Breathing difficulties.
– chest
Pain – flu-like symptoms, such as muscle pain.
– bleeding gums or nose.
– mouth ulcers may make the patient stop eating or drinking.
– difficulty swallowing and dry mouth.
– anorexia.
– constant vomiting.
Diarrhea.
– changes in the taste and smell.
– hair loss.

It may be stimulating to familiarize to the side effects of chemotherapy, but we should know that they are just temporary effects that will end as soon as the treatment period is over. What concerns us here is nutrition, loss of appetite during chemotherapy, and associated malnutrition problems that may seriously impact the patient’s health, disease development, and treatment.

The topic of healthy eating and the very appropriate options is essential at all stages of cancer treatment, as its importance remains mainly reflected in three axes:

1- maintaining body moisture and muscle tissues and combating dehydration.

2- strengthening immunity and combating some of the side effects you may experience during treatment, such as fatigue and general weakness.

3- get calories, energy, essential nutrients, and fight malnutrition.

Nutritional Tips

1- eating small meals distributed all day and every two hours (6-8 meals per day) instead of three main meals. It will help you cope with nausea and loss of appetite.

2- focus on soft, soft, and easy-to-digest foods. It is always possible to grind and prepare food using a blender, taking into account food safety rules, appropriate temperatures, and hygiene during preparation and presentation. It will help if there are sores in the mouth and an inability to digest food.

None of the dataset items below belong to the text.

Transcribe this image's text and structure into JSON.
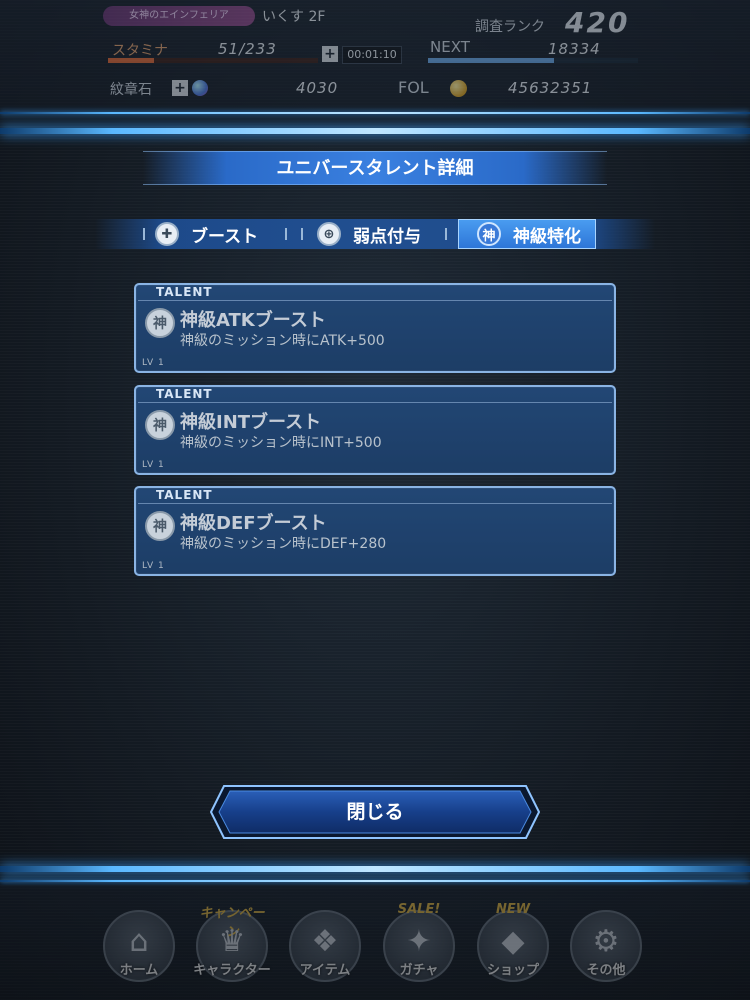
{
  "status": {
    "title_pill": "女神のエインフェリア",
    "floor": "いくす 2F",
    "rank_label": "調査ランク",
    "rank_value": "420",
    "stamina_label": "スタミナ",
    "stamina_value": "51/233",
    "stamina_fraction": 0.22,
    "timer": "00:01:10",
    "next_label": "NEXT",
    "next_value": "18334",
    "next_fraction": 0.6,
    "medal_label": "紋章石",
    "medal_value": "4030",
    "fol_label": "FOL",
    "fol_value": "45632351"
  },
  "dialog": {
    "title": "ユニバースタレント詳細",
    "tabs": [
      {
        "label": "ブースト",
        "icon": "cross-icon",
        "glyph": "✚",
        "active": false
      },
      {
        "label": "弱点付与",
        "icon": "crosshair-icon",
        "glyph": "⊕",
        "active": false
      },
      {
        "label": "神級特化",
        "icon": "god-kanji-icon",
        "glyph": "神",
        "active": true
      }
    ],
    "talents": [
      {
        "tag": "TALENT",
        "icon_glyph": "神",
        "name": "神級ATKブースト",
        "desc": "神級のミッション時にATK+500",
        "lv": "LV 1"
      },
      {
        "tag": "TALENT",
        "icon_glyph": "神",
        "name": "神級INTブースト",
        "desc": "神級のミッション時にINT+500",
        "lv": "LV 1"
      },
      {
        "tag": "TALENT",
        "icon_glyph": "神",
        "name": "神級DEFブースト",
        "desc": "神級のミッション時にDEF+280",
        "lv": "LV 1"
      }
    ],
    "close_label": "閉じる"
  },
  "nav": {
    "items": [
      {
        "label": "ホーム",
        "glyph": "⌂",
        "badge": ""
      },
      {
        "label": "キャラクター",
        "glyph": "♛",
        "badge": "キャンペーン"
      },
      {
        "label": "アイテム",
        "glyph": "❖",
        "badge": ""
      },
      {
        "label": "ガチャ",
        "glyph": "✦",
        "badge": "SALE!"
      },
      {
        "label": "ショップ",
        "glyph": "◆",
        "badge": "NEW"
      },
      {
        "label": "その他",
        "glyph": "⚙",
        "badge": ""
      }
    ]
  },
  "colors": {
    "accent_blue": "#3a80e0",
    "frame_glow": "#5ab8ff",
    "card_bg": "#2b5a94"
  }
}
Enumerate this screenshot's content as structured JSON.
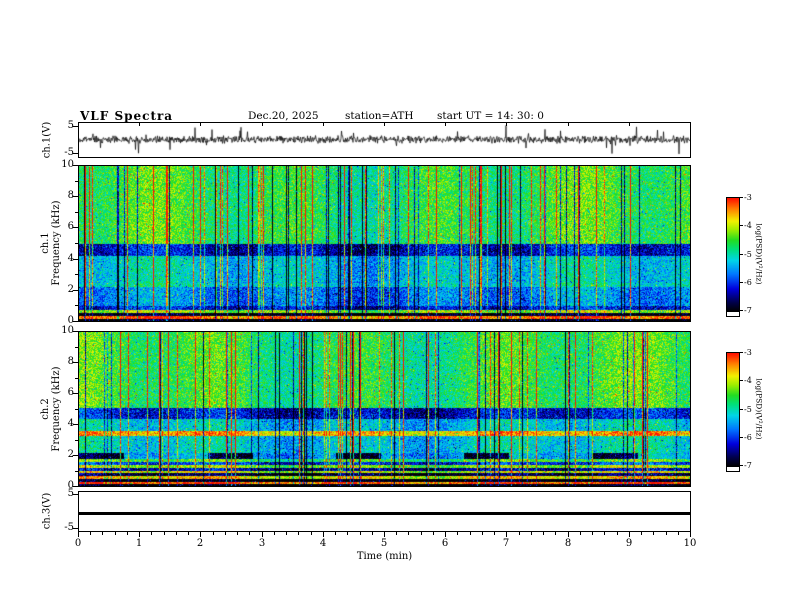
{
  "header": {
    "title": "VLF  Spectra",
    "date": "Dec.20, 2025",
    "station": "station=ATH",
    "start_ut": "start UT  =   14: 30: 0"
  },
  "x_axis": {
    "label": "Time  (min)",
    "ticks": [
      0,
      1,
      2,
      3,
      4,
      5,
      6,
      7,
      8,
      9,
      10
    ],
    "lim": [
      0,
      10
    ],
    "minor_step": 0.2
  },
  "colorbar": {
    "label": "log(PSD)(V²/Hz)",
    "ticks": [
      -3,
      -4,
      -5,
      -6,
      -7
    ],
    "lim": [
      -7,
      -3
    ],
    "colormap": [
      {
        "t": 0.0,
        "c": "#000000"
      },
      {
        "t": 0.08,
        "c": "#00004a"
      },
      {
        "t": 0.2,
        "c": "#0000dd"
      },
      {
        "t": 0.33,
        "c": "#0077ff"
      },
      {
        "t": 0.45,
        "c": "#00d5e8"
      },
      {
        "t": 0.55,
        "c": "#00e07a"
      },
      {
        "t": 0.63,
        "c": "#22dd22"
      },
      {
        "t": 0.72,
        "c": "#9cee00"
      },
      {
        "t": 0.8,
        "c": "#f2f200"
      },
      {
        "t": 0.9,
        "c": "#ff8800"
      },
      {
        "t": 1.0,
        "c": "#ff1100"
      }
    ]
  },
  "chart_data": [
    {
      "type": "line",
      "name": "ch1-waveform",
      "ylabel": "ch.1(V)",
      "yticks": [
        5,
        -5
      ],
      "ylim": [
        -6.5,
        6.5
      ],
      "xlim": [
        0,
        10
      ],
      "description": "broadband noisy voltage waveform around 0 V with impulsive spikes",
      "render": {
        "seed": 11,
        "amp": 1.7,
        "spike_p": 0.03,
        "spike_amp": 4.2
      }
    },
    {
      "type": "heatmap",
      "name": "ch1-spectrogram",
      "ylabel_line1": "ch.1",
      "ylabel_line2": "Frequency (kHz)",
      "yticks": [
        10,
        8,
        6,
        4,
        2,
        0
      ],
      "ylim": [
        0,
        10
      ],
      "xlim": [
        0,
        10
      ],
      "zlim": [
        -7,
        -3
      ],
      "zlabel": "log(PSD)(V²/Hz)",
      "description": "VLF spectrogram: green background above 5 kHz with red/dark sferic streaks, cyan 2.5-4 kHz, dark blue band 4.2-5 kHz, banded hum lines below 1 kHz",
      "render": {
        "seed": 42,
        "base": -4.9,
        "noise": 0.5,
        "streak_bright_p": 0.08,
        "streak_dark_p": 0.07,
        "bands": [
          {
            "lo": 0.0,
            "hi": 0.18,
            "d": -2.2
          },
          {
            "lo": 0.18,
            "hi": 0.34,
            "d": 1.6
          },
          {
            "lo": 0.34,
            "hi": 0.55,
            "d": -2.1
          },
          {
            "lo": 0.55,
            "hi": 0.75,
            "d": 0.7
          },
          {
            "lo": 0.75,
            "hi": 1.0,
            "d": -1.3
          },
          {
            "lo": 1.0,
            "hi": 2.2,
            "d": -0.75
          },
          {
            "lo": 2.2,
            "hi": 2.5,
            "d": -0.2
          },
          {
            "lo": 2.5,
            "hi": 4.2,
            "d": -0.35
          },
          {
            "lo": 4.2,
            "hi": 5.0,
            "d": -1.35
          },
          {
            "lo": 5.0,
            "hi": 10.01,
            "d": 0.3
          }
        ]
      }
    },
    {
      "type": "heatmap",
      "name": "ch2-spectrogram",
      "ylabel_line1": "ch.2",
      "ylabel_line2": "Frequency (kHz)",
      "yticks": [
        10,
        8,
        6,
        4,
        2,
        0
      ],
      "ylim": [
        0,
        10
      ],
      "xlim": [
        0,
        10
      ],
      "zlim": [
        -7,
        -3
      ],
      "zlabel": "log(PSD)(V²/Hz)",
      "description": "VLF spectrogram: similar to ch.1 but with multiple horizontal harmonic lines below 2 kHz, red line near 3.5 kHz and intermittent dark dashes near 2 kHz",
      "render": {
        "seed": 77,
        "base": -4.9,
        "noise": 0.5,
        "streak_bright_p": 0.07,
        "streak_dark_p": 0.07,
        "bands": [
          {
            "lo": 0.0,
            "hi": 0.15,
            "d": -2.3
          },
          {
            "lo": 0.15,
            "hi": 0.3,
            "d": 1.7
          },
          {
            "lo": 0.3,
            "hi": 0.5,
            "d": -2.2
          },
          {
            "lo": 0.5,
            "hi": 0.65,
            "d": 1.1
          },
          {
            "lo": 0.65,
            "hi": 0.85,
            "d": -1.9
          },
          {
            "lo": 0.85,
            "hi": 1.0,
            "d": 0.9
          },
          {
            "lo": 1.0,
            "hi": 1.2,
            "d": -1.5
          },
          {
            "lo": 1.2,
            "hi": 1.38,
            "d": 0.7
          },
          {
            "lo": 1.38,
            "hi": 1.6,
            "d": -1.1
          },
          {
            "lo": 1.6,
            "hi": 1.8,
            "d": 0.4
          },
          {
            "lo": 1.8,
            "hi": 2.2,
            "d": -0.5
          },
          {
            "lo": 2.2,
            "hi": 3.3,
            "d": -0.3
          },
          {
            "lo": 3.3,
            "hi": 3.6,
            "d": 1.3
          },
          {
            "lo": 3.6,
            "hi": 4.4,
            "d": -0.35
          },
          {
            "lo": 4.4,
            "hi": 5.1,
            "d": -1.3
          },
          {
            "lo": 5.1,
            "hi": 10.01,
            "d": 0.3
          }
        ],
        "dash": {
          "lo": 1.8,
          "hi": 2.2,
          "period": 2.1,
          "duty": 0.35,
          "d": -1.6
        }
      }
    },
    {
      "type": "line",
      "name": "ch3-flat",
      "ylabel": "ch.3(V)",
      "yticks": [
        5,
        -5
      ],
      "ylim": [
        -6,
        6
      ],
      "xlim": [
        0,
        10
      ],
      "value": -0.5,
      "description": "flat constant trace (inactive channel)"
    }
  ]
}
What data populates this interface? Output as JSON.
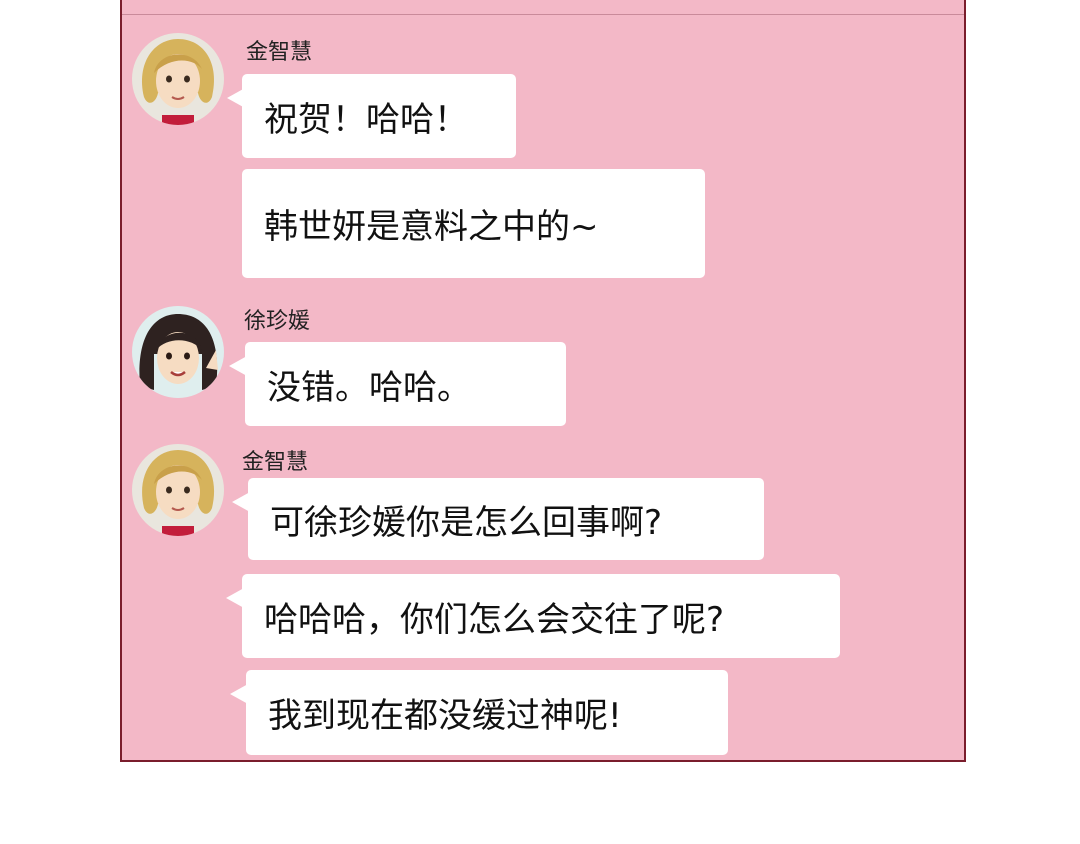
{
  "messages": [
    {
      "sender": "金智慧",
      "bubbles": [
        "祝贺！哈哈！",
        "韩世妍是意料之中的~"
      ]
    },
    {
      "sender": "徐珍媛",
      "bubbles": [
        "没错。哈哈。"
      ]
    },
    {
      "sender": "金智慧",
      "bubbles": [
        "可徐珍媛你是怎么回事啊?",
        "哈哈哈，你们怎么会交往了呢?",
        "我到现在都没缓过神呢!"
      ]
    }
  ],
  "colors": {
    "background": "#ffffff",
    "chat_background": "#f3b8c7",
    "frame_border": "#7a1d2c",
    "bubble": "#ffffff"
  },
  "icons": [
    "kim-jihye-avatar",
    "seo-jinwon-avatar"
  ]
}
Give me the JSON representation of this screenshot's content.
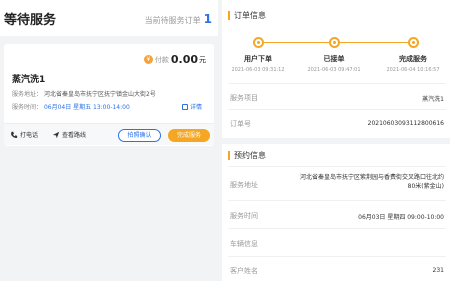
{
  "left": {
    "title": "等待服务",
    "pending_label": "当前待服务订单",
    "pending_count": "1"
  },
  "order_card": {
    "pay_label": "付款",
    "pay_amount": "0.00",
    "pay_unit": "元",
    "service_name": "蒸汽洗1",
    "address_label": "服务地址：",
    "address_value": "河北省秦皇岛市抚宁区抚宁镇金山大街2号",
    "time_label": "服务时间：",
    "time_value": "06月04日 星期五 13:00-14:00",
    "detail_link": "详情",
    "call_label": "打电话",
    "route_label": "查看路线",
    "confirm_label": "拍照确认",
    "done_label": "完成服务"
  },
  "order_info": {
    "title": "订单信息",
    "steps": [
      {
        "label": "用户下单",
        "time": "2021-06-03 09:31:12"
      },
      {
        "label": "已接单",
        "time": "2021-06-03 09:47:01"
      },
      {
        "label": "完成服务",
        "time": "2021-06-04 10:16:57"
      }
    ],
    "rows": [
      {
        "label": "服务项目",
        "value": "蒸汽洗1"
      },
      {
        "label": "订单号",
        "value": "20210603093112800616"
      }
    ]
  },
  "booking_info": {
    "title": "预约信息",
    "rows": [
      {
        "label": "服务地址",
        "value": "河北省秦皇岛市抚宁区紫荆园与香费街交叉路口往北约80米(紫金山)"
      },
      {
        "label": "服务时间",
        "value": "06月03日 星期四 09:00-10:00"
      },
      {
        "label": "车辆信息",
        "value": ""
      },
      {
        "label": "客户姓名",
        "value": "231"
      }
    ]
  },
  "colors": {
    "accent": "#f5a623",
    "link": "#2a72e8"
  }
}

3- focus on drinking liquids to prevent dehydration, including soups, juices, and various drinks, such as tea, ginger, or pomegranate juice.

4- to relieve nausea, it is possible to add some foods, tastes, and various smells such as acidic foods, mint or ginger, and other spices and herbs.

5- it is preferable not to drink liquids with meals but to focus on them among themselves in sufficient quantities and keep them nearby to prevent feeling full early and whole when eating with meals.

7- to increase the calories consumed, focus on eating functional starches of potatoes, pasta, rice, bread, etc., add nuts, for example, to a cocktail cup.

8- focus on eating high-calorie snacks at home away from the hospital, relaxed, and your appetite is better.

9- eat slowly with good digestion.

10- eating in a loving atmosphere, such as with friends or in a family setting, will encourage you to eat your meals more.

11- focus on high-nutrient foods and protein and avoid poor or low-protein foods, such as soft drinks.

12- if you are suffering from diarrhea, avoid high-fat foods and pans.

13- In diarrhea, avoid high caffeine drinks and foods and replace milk with soy milk, almonds, or other dairy alternatives.

Additional Tips for Nutrition in Cancer

Avoid eating very hot or icy foods, and eat foods at room temperature.

Try to avoid eating in the kitchen, and stay away from strong smells that may cause you nausea, preferably the patient not to prepare the food himself, and provide him covered and unexposed.

Always try different types and recipes of foods, and take care of diversification and eat what you love.

In a dry mouth, it is possible to chew ice cubes and suck them or eat ice cream; this will help you and improve your feeling. It is possible to eat citrus fruits and juices such as lemons that promote saliva secretion and taste sense.

If you feel a metallic taste and bitterness in the mouth, replacing metal food items with plastic or paper remains recommended.
Stay away from red meat and use its alternatives to white meat, fish, or legumes such as ventilates if you are disturbed by their smell or taste.

Take care of food safety and cleanliness, and always make sure that the food is valid and the completion dates for what you eat.

Supplements can be added and taken in addition to your food, but after consulting the specialist.

Avoid taking daily medications on an empty stomach.

Always try your meal hours before the chemotherapy session.